For non-RMAN backups, the ALTER TABLESPACE … BEGIN BACKUP or ALTER DATABASE BEGIN BACKUP command is the solution for the fractured block problem. When a tablespace is in backup mode, and a change is made to a data block, the database logs a copy of the entire block image before the change so that the database can reconstruct this block if media recovery finds that this block was fractured.
The block that the operating system reads can be split, that is, the top of the block is written at one point in time while the bottom of the block is written at another point in time. If you restore a file containing a fractured block and Oracle reads the block, then the block is considered a corrupt.

Let’s perform a test:

–> Before ‘Begin Backup Mode’:

SQL> set autotrace trace stat
SQL> update etr set team=’Oracle’ where id=’7′;

1 row updated.
Statistics
———————————————————-
          0  recursive calls
          1  db block gets
          1  consistent gets
          0  physical reads
        300  redo size
        669  bytes sent via SQL*Net to client
        580  bytes received via SQL*Net from client
          4  SQL*Net roundtrips to/from client
          1  sorts (memory)
          0  sorts (disk)
          1  rows processed

: It shows redo size=300 (Normal)

–> Let me put the tablespace in ‘Begin Backup’ Mode and try to executea DML again:
SQL> alter tablespace users begin backup;
Tablespace altered.

SQL> update etr set team=’Oracle’ where id=’1′;
1 row updated.
Statistics
———————————————————-
          1  recursive calls
          6  db block gets
          1  consistent gets
          0  physical reads
      17480  redo size
        669  bytes sent via SQL*Net to client
        580  bytes received via SQL*Net from client
          4  SQL*Net roundtrips to/from client
          1  sorts (memory)
          0  sorts (disk)
          1  rows processed
: Check the size of Redo here (17480),  it’s actually the size of the datablock (+Normal redo) where the table column exits and a copy of the block is moved to the redo log buffer .

 
–> Let me try to execute the same DML statement again on same table
SQL> /

1 row updated.
Statistics
———————————————————-
          0  recursive calls
          1  db block gets
          1  consistent gets
          0  physical reads
        300  redo size
        669  bytes sent via SQL*Net to client
        580  bytes received via SQL*Net from client
          4  SQL*Net roundtrips to/from client
          1  sorts (memory)
          0  sorts (disk)
          1  rows processed
: Now Redo size is again back to it’s original value (300).
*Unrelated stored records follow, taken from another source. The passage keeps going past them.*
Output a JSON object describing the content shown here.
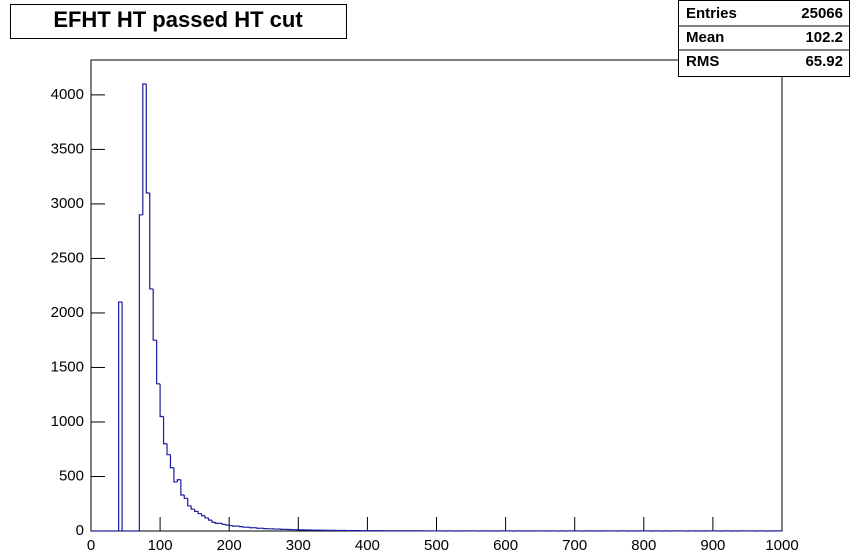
{
  "chart_data": {
    "type": "histogram",
    "title": "EFHT HT passed HT cut",
    "stats": [
      {
        "label": "Entries",
        "value": 25066
      },
      {
        "label": "Mean",
        "value": 102.2
      },
      {
        "label": "RMS",
        "value": 65.92
      }
    ],
    "color": "#1a1aa0",
    "bins": [
      0,
      5,
      10,
      15,
      20,
      25,
      30,
      35,
      40,
      45,
      50,
      55,
      60,
      65,
      70,
      75,
      80,
      85,
      90,
      95,
      100,
      105,
      110,
      115,
      120,
      125,
      130,
      135,
      140,
      145,
      150,
      155,
      160,
      165,
      170,
      175,
      180,
      185,
      190,
      195,
      200,
      205,
      210,
      215,
      220,
      225,
      230,
      235,
      240,
      245,
      250,
      255,
      260,
      265,
      270,
      275,
      280,
      285,
      290,
      295,
      300,
      305,
      310,
      315,
      320,
      325,
      330,
      335,
      340,
      345,
      350,
      355,
      360,
      365,
      370,
      375,
      380,
      385,
      390,
      395,
      400,
      405,
      410,
      415,
      420,
      425,
      430,
      435,
      440,
      445,
      450,
      455,
      460,
      465,
      470,
      475,
      480,
      485,
      490,
      495,
      500,
      505,
      510,
      515,
      520,
      525,
      530,
      535,
      540,
      545,
      550,
      555,
      560,
      565,
      570,
      575,
      580,
      585,
      590,
      595,
      600,
      605,
      610,
      615,
      620,
      625,
      630,
      635,
      640,
      645,
      650,
      655,
      660,
      665,
      670,
      675,
      680,
      685,
      690,
      695,
      700,
      705,
      710,
      715,
      720,
      725,
      730,
      735,
      740,
      745,
      750,
      755,
      760,
      765,
      770,
      775,
      780,
      785,
      790,
      795,
      800,
      805,
      810,
      815,
      820,
      825,
      830,
      835,
      840,
      845,
      850,
      855,
      860,
      865,
      870,
      875,
      880,
      885,
      890,
      895,
      900,
      905,
      910,
      915,
      920,
      925,
      930,
      935,
      940,
      945,
      950,
      955,
      960,
      965,
      970,
      975,
      980,
      985,
      990,
      995,
      1000
    ],
    "counts": [
      0,
      0,
      0,
      0,
      0,
      0,
      0,
      0,
      2100,
      0,
      0,
      0,
      0,
      0,
      2900,
      4100,
      3100,
      2220,
      1750,
      1350,
      1050,
      800,
      700,
      580,
      450,
      470,
      330,
      300,
      230,
      200,
      180,
      160,
      140,
      120,
      100,
      80,
      70,
      70,
      60,
      55,
      50,
      45,
      45,
      40,
      35,
      35,
      30,
      30,
      25,
      25,
      22,
      20,
      20,
      18,
      18,
      15,
      15,
      14,
      12,
      12,
      10,
      10,
      9,
      9,
      8,
      8,
      7,
      7,
      6,
      6,
      6,
      5,
      5,
      5,
      4,
      4,
      4,
      4,
      3,
      3,
      3,
      3,
      3,
      3,
      2,
      2,
      2,
      2,
      2,
      2,
      2,
      2,
      2,
      2,
      2,
      2,
      1,
      1,
      1,
      1,
      1,
      1,
      0,
      1,
      1,
      0,
      1,
      0,
      1,
      1,
      1,
      1,
      0,
      1,
      1,
      0,
      1,
      0,
      1,
      1,
      1,
      1,
      0,
      1,
      1,
      0,
      1,
      0,
      1,
      1,
      1,
      1,
      0,
      1,
      1,
      0,
      1,
      0,
      1,
      1,
      1,
      1,
      0,
      1,
      1,
      0,
      1,
      0,
      1,
      1,
      1,
      1,
      0,
      1,
      1,
      0,
      1,
      0,
      1,
      1,
      1,
      1,
      0,
      1,
      1,
      0,
      1,
      0,
      1,
      1,
      1,
      1,
      0,
      1,
      1,
      0,
      1,
      0,
      1,
      1,
      1,
      1,
      0,
      1,
      1,
      0,
      1,
      0,
      1,
      1,
      1,
      1,
      0,
      1,
      1,
      0,
      1,
      0,
      1,
      1
    ],
    "xlim": [
      0,
      1000
    ],
    "ylim": [
      0,
      4320
    ],
    "xticks": [
      0,
      100,
      200,
      300,
      400,
      500,
      600,
      700,
      800,
      900,
      1000
    ],
    "yticks": [
      0,
      500,
      1000,
      1500,
      2000,
      2500,
      3000,
      3500,
      4000
    ]
  }
}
Hence proved that rather pushing changed vectors/values in redo log buffer, oracle actually copies the entire block during initial operations (Reason of large REDO generation) and will not repeat the same for all subsequent operations on the same block.

ALTER TABLESPACE <> BEGIN BACKUP
is the solution to the Fractured Block problem which could have create inconsistencies in case of user managed backup’s which require OS commands to use.